FVN-Kollege Kolbe muss im Gegensatz zu den Pforzheimer Höhestädtern nach der dritten Teilnahme an einem Kreispokalfinale auf seinen ersten Cup-Erfolg weiter warten: Jeweils einmal scheiterte er im Endspiel als Spieler, Spielertrainer und Trainer. Dass die Stimmung beim Kreisliga-Tabellenführer trotz der unglücklichen Niederlage weiter intakt ist – beide Mannschaften lieferten sich ein offenes Gefecht – , zeigte sich nach den 90 Minuten: Alle Nieferner Akteure bildeten einen geschlossenen Kreis und wurden von Kolbe gelobt, getröstet und motiviert für den Endspurt im Kampf um die Meisterschaft. Kritik übte der Trainer am Fußball-Kreis: „Die Terminplanung, zwei Tage nach unserem Derby gegen Öschelbronn, war unglücklich.“ Und: „Der FC Engelsbrand hat das Finale toll organisiert, aber es gibt bessere Plätze.“

Er sprach von einer „schlechten ersten Halbzeit“ beider Teams, eine Einschätzung, die den Nagel auf den Kopf trifft. Dafür häuften sich im zweiten Durchgang die Chancen. So fand der Nieferner Akay mit einem Kopfball in dem 18-jährigen Torwart Mike Soete seinen Meister und der Buckenberger Hiller scheiterte mit seinem Schuss am Nieferner Schlussmann Glöckner. Nach einem klaren Foul an Friese musste Akay in der 81. Minute nach einer Gelb-Roten Karte den Rasen verlassen.

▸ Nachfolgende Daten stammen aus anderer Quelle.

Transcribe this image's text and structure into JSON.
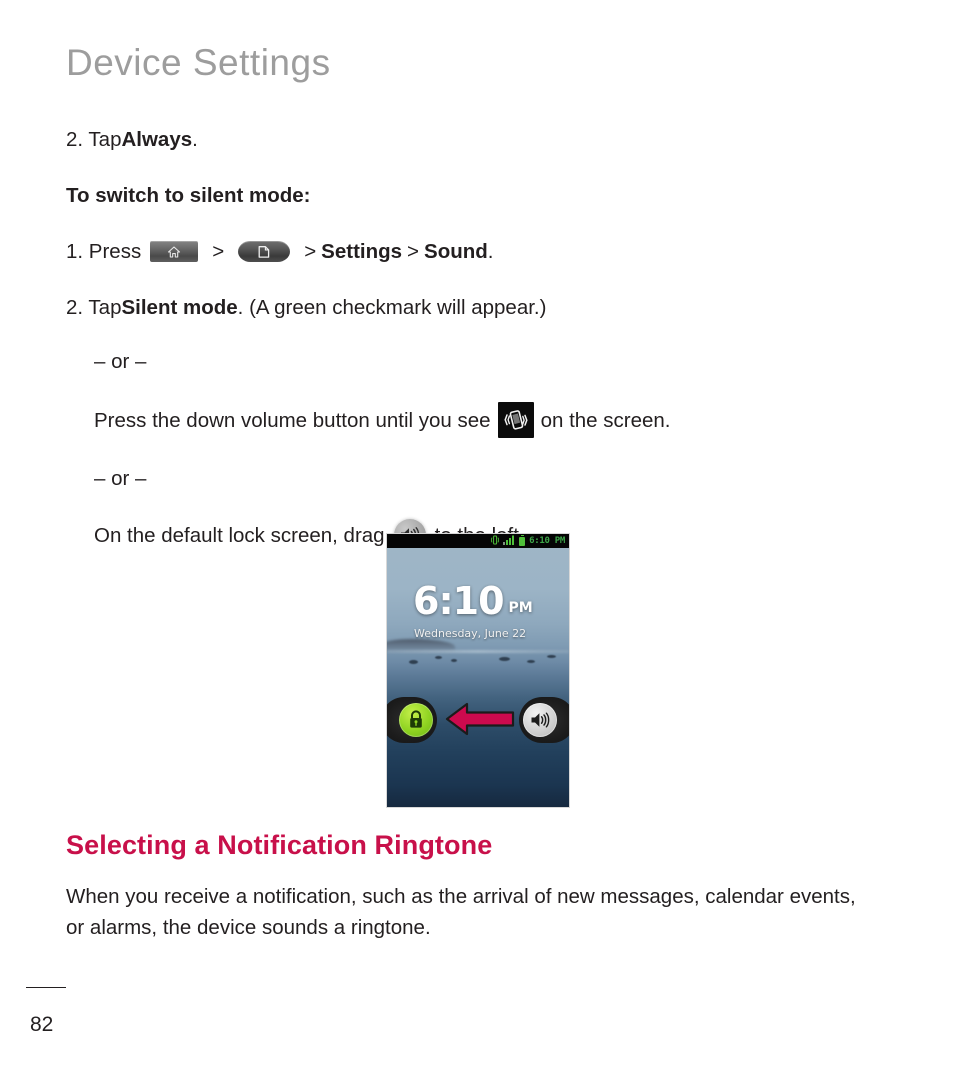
{
  "page": {
    "title": "Device Settings",
    "number": "82"
  },
  "steps": {
    "step_always_prefix": "2. Tap ",
    "step_always_bold": "Always",
    "step_always_suffix": ".",
    "subheading_silent": "To switch to silent mode:",
    "press_prefix": "1. Press",
    "gt1": ">",
    "gt2": ">",
    "settings_label": "Settings",
    "gt3": ">",
    "sound_label": "Sound",
    "sound_suffix": ".",
    "silent_prefix": "2. Tap ",
    "silent_bold": "Silent mode",
    "silent_suffix": ". (A green checkmark will appear.)",
    "or_1": "– or –",
    "volume_prefix": "Press the down volume button until you see",
    "volume_suffix": "on the screen.",
    "or_2": "– or –",
    "lockscreen_prefix": "On the default lock screen, drag",
    "lockscreen_suffix": "to the left."
  },
  "icons": {
    "home_key": "home-key-icon",
    "menu_key": "menu-key-icon",
    "vibrate": "vibrate-icon",
    "sound": "sound-icon"
  },
  "phone_screenshot": {
    "status_bar": {
      "clock": "6:10 PM",
      "vibrate_icon": "vibrate-status-icon",
      "signal_icon": "signal-bars-icon",
      "battery_icon": "battery-icon"
    },
    "lock_screen": {
      "time": "6:10",
      "ampm": "PM",
      "date": "Wednesday, June 22",
      "left_knob": "lock-icon",
      "right_knob": "sound-knob-icon",
      "arrow": "drag-left-arrow"
    }
  },
  "section": {
    "heading": "Selecting a Notification Ringtone",
    "body": "When you receive a notification, such as the arrival of new messages, calendar events, or alarms, the device sounds a ringtone."
  },
  "colors": {
    "heading_accent": "#c8104a",
    "title_gray": "#9d9d9d",
    "body_text": "#231f20",
    "arrow": "#cc0a4e",
    "lock_green": "#8fd321"
  }
}
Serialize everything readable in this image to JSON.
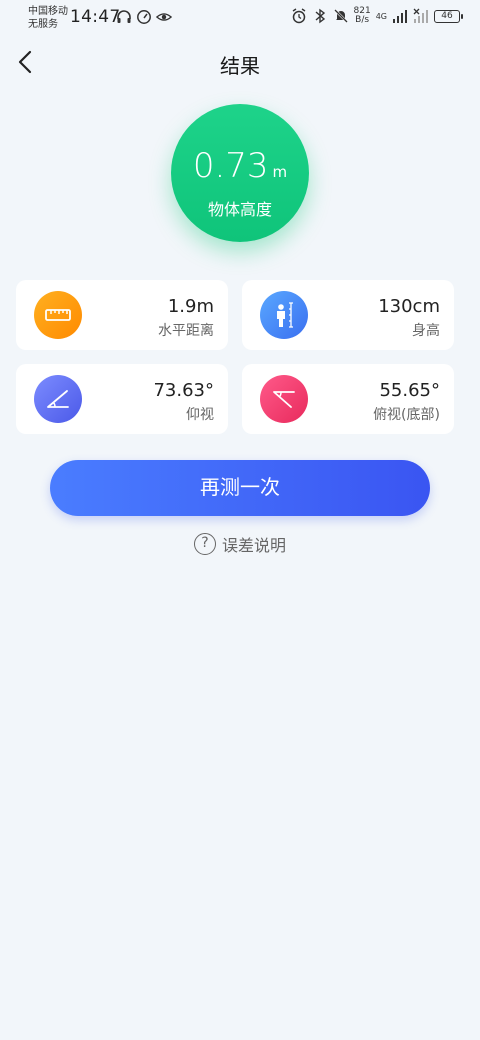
{
  "status_bar": {
    "carrier_line1": "中国移动",
    "carrier_line2": "无服务",
    "time": "14:47",
    "net_speed_top": "821",
    "net_speed_bottom": "B/s",
    "signal_label": "4G",
    "battery": "46"
  },
  "header": {
    "title": "结果"
  },
  "result": {
    "value": "0.73",
    "unit": "m",
    "label": "物体高度"
  },
  "cards": [
    {
      "value": "1.9m",
      "label": "水平距离",
      "icon": "ruler-icon"
    },
    {
      "value": "130cm",
      "label": "身高",
      "icon": "person-height-icon"
    },
    {
      "value": "73.63°",
      "label": "仰视",
      "icon": "angle-up-icon"
    },
    {
      "value": "55.65°",
      "label": "俯视(底部)",
      "icon": "angle-down-icon"
    }
  ],
  "actions": {
    "retry_label": "再测一次",
    "help_label": "误差说明",
    "help_icon_glyph": "?"
  }
}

In der Endphase – in der 93. und 94. Minute – stand Nieferns Torwart Glöckner zweimal im Mittelpunkt, als er zuerst einen Ball von Colka abwehrte und dann selbst nach einem Freistoß nach vorne eilte und die abgeprallte Lederkugel neben den Pfosten ballerte. Somit ließ er die allerletzte Chance aus, Niefern noch in die Verlängerung zu retten.